Concept SADL Syntax (Template) Examples
The definition of a property in SADL includes the domain class and range class or primitive data type. new_Property describes Domain_Name has values of type Range_Name. weight describes Rock has values of type float.
gender describes Person has values of type Gender.
Property definitions can be combined with class definitions. New_Name is a type of Existing_Name, described by new_Property with values of type Range_Name. PetRock is a type of Rock, described by name with values of type string.
Person is a top-level class, described by gender with values of type Gender.

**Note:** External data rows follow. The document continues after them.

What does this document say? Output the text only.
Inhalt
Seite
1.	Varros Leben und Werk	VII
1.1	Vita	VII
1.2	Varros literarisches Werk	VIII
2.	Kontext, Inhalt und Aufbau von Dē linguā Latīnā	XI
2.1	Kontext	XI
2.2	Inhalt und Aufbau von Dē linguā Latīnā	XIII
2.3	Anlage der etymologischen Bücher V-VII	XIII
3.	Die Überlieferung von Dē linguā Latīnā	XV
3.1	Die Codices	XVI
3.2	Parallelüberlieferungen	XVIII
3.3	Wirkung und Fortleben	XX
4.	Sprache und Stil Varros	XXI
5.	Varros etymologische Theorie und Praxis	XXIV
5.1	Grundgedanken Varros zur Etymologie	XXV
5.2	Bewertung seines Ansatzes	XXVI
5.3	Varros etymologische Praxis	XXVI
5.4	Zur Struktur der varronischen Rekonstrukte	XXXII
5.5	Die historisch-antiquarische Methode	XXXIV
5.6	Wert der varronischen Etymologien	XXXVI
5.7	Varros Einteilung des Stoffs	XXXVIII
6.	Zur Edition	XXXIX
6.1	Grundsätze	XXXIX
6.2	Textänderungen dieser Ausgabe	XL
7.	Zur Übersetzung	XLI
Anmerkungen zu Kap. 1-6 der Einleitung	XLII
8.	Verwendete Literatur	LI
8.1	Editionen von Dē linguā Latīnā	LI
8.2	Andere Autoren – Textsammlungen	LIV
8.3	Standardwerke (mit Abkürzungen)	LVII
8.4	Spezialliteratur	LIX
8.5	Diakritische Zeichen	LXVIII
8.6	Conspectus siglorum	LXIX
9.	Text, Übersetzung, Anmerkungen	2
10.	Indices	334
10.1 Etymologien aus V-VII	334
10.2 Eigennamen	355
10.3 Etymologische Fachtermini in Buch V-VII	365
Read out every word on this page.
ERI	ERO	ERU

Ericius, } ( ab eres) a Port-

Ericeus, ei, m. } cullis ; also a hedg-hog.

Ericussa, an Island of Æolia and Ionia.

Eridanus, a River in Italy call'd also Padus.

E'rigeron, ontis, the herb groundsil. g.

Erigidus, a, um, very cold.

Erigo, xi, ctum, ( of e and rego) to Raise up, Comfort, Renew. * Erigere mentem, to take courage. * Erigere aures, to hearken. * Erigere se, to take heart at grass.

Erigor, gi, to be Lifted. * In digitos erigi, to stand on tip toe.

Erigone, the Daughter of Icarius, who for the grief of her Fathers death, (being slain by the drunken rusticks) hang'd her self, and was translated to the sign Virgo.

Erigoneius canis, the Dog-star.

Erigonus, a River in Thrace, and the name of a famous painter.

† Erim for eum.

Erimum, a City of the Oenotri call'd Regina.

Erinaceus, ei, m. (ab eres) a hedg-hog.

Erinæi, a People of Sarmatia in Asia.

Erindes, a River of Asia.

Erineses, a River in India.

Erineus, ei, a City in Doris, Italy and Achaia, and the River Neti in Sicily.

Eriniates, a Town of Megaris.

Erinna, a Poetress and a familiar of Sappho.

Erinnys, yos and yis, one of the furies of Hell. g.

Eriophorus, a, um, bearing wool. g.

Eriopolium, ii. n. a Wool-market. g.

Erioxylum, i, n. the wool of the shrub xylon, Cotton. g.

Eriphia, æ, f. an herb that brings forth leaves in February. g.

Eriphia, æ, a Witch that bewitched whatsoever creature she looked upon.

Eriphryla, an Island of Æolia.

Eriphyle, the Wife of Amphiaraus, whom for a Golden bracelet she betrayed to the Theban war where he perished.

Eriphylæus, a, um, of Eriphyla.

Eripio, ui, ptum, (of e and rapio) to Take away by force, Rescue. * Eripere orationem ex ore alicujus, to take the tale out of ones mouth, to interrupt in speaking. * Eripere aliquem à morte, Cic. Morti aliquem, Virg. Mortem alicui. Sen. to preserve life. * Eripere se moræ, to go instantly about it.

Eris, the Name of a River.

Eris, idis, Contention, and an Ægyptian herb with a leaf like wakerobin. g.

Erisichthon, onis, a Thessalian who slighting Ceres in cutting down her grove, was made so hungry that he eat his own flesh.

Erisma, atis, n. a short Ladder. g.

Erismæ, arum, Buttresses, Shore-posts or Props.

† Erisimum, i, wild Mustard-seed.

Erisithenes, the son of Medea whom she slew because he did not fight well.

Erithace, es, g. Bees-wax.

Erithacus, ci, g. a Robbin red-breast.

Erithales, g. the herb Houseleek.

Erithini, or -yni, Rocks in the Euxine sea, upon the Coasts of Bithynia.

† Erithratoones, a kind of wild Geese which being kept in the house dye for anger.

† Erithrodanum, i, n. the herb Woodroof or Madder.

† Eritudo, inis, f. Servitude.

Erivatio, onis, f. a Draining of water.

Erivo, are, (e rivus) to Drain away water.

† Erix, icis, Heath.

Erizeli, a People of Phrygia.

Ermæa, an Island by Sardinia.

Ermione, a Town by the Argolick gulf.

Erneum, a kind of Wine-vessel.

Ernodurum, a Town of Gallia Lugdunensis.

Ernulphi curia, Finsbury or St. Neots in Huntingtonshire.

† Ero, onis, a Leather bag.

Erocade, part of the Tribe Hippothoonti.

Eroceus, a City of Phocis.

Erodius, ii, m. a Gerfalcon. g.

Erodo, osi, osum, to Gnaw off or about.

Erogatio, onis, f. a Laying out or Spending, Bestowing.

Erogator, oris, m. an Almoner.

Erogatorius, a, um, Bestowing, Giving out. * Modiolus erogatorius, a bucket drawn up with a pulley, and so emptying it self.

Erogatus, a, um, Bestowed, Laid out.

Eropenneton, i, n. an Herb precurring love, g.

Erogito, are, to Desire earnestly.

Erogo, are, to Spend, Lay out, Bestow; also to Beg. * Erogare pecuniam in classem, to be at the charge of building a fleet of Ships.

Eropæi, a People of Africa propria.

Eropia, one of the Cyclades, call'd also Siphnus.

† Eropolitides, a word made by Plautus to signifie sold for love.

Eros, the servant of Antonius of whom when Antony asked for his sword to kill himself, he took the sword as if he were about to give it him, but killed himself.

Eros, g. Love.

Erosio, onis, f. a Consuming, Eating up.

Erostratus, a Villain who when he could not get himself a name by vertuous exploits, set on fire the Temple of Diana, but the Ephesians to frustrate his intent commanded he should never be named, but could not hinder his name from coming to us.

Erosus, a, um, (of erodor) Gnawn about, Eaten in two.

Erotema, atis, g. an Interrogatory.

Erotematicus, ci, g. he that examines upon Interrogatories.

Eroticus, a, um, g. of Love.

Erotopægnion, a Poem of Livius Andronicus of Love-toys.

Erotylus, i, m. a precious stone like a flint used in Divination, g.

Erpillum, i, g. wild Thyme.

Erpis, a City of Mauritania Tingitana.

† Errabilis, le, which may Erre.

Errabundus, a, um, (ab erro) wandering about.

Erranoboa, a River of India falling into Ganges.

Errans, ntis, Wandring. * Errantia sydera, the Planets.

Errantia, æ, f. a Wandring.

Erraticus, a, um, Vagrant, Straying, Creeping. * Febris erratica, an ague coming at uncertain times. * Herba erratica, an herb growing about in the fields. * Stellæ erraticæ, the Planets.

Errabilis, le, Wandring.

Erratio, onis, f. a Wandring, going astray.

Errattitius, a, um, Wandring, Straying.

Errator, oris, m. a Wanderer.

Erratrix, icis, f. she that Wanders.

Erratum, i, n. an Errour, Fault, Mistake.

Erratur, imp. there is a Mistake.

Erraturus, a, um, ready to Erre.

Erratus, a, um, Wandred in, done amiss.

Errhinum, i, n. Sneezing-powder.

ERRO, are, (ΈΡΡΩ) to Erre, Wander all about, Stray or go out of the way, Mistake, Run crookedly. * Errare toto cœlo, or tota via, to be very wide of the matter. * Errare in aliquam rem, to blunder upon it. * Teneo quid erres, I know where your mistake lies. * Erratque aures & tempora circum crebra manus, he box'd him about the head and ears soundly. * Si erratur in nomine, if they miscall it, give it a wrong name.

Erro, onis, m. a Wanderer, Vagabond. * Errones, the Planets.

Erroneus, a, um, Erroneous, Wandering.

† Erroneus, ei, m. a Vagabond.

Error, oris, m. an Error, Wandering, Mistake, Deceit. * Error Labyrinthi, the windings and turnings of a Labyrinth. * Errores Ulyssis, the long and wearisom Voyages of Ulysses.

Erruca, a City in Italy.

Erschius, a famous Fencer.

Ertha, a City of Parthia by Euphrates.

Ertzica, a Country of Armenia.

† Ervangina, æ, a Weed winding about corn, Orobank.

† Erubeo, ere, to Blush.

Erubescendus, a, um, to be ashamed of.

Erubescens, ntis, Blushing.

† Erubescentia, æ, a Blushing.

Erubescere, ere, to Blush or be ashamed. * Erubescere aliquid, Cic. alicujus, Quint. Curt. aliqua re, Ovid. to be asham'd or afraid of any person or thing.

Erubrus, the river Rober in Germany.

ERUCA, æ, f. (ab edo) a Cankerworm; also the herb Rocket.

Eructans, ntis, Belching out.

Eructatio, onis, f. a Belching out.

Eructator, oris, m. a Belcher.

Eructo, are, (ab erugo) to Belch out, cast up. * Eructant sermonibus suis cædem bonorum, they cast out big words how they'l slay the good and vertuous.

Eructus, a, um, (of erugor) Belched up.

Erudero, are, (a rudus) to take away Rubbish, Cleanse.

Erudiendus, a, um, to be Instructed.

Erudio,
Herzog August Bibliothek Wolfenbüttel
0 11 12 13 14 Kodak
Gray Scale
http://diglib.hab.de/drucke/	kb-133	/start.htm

Note: the primitive data types that can be used in range declarations in SADL are boolean, date, double, float, int, and string.

Exercise 2: Add the properties age and weight to the appropriate class in the model you built in exercise 1. Add triples stating values of these properties for the instances in exercise 1.

The t-box and the a-box

In organizing our universe, it can be helpful to divide our model  into two parts. The first is a description of what can exist, which will include definitions of the classes and properties. We call this the "t-box". The second part is the "a-box"--a description of what actually does exist, which will include the instances and the actual properties of and relationships that exist between those instances. While the t-box is actually expressed in triples in the OWL model, we don't see most of the t-box as triples. However, the instance data in the a-box is more clearly composed of triples, as shown in Figure 2.


         Figure 3: Relationships between t-box and a-box concepts

Sub-Properties

Figure 3 shows the domain and range in the t-box and their relationship to triples in the a-box. Figure 4 expands the ideas in Figure 3 to include subclass and sub-property concepts in the form of a specific example. Note that the subclass relationship shown with Venn Diagram notation in Figure 1 are represented in Figure 4 with an arrow labeled "subclass".


Figure 4: Example of domain, range, subclass, sub-property, with mapping to instances and triple in the a-box

In Figure 4, "son" is a sub-property of "child". It is a more narrowly defined property with a range which is a subclass of the range of "child". It is the case that for every triple in the a-box with the property "son" one could infer a triple with the same subject and object. For example, "Adam --> son --> Abel" implies that it is also the case that "Adam --> child --> Abel." More formally, if property p1 is a sub-property of p2, then the property extension of p1 (all of the subject-object pairs from triples having p1 as the property) is a subset of the property extension of p2.

Exercise 3: a) Build the model shown in Figure 4. Try some variations: b) if Abel is declared to be an instance of Person and son of Adam, is Abel inferred to be an instance of Man? c) if Abel is declared to be an instance of Man and child of Adam, is Abel inferred to be a son of Adam?


That's the basics--classes, instances, and properties. In case you didn't notice, in SADL class names are dark blue bold, instance names are light blue, and property names are green bold. Keywords are magenta.

By convention, class and instance names start with Upper case and property names start with lower case.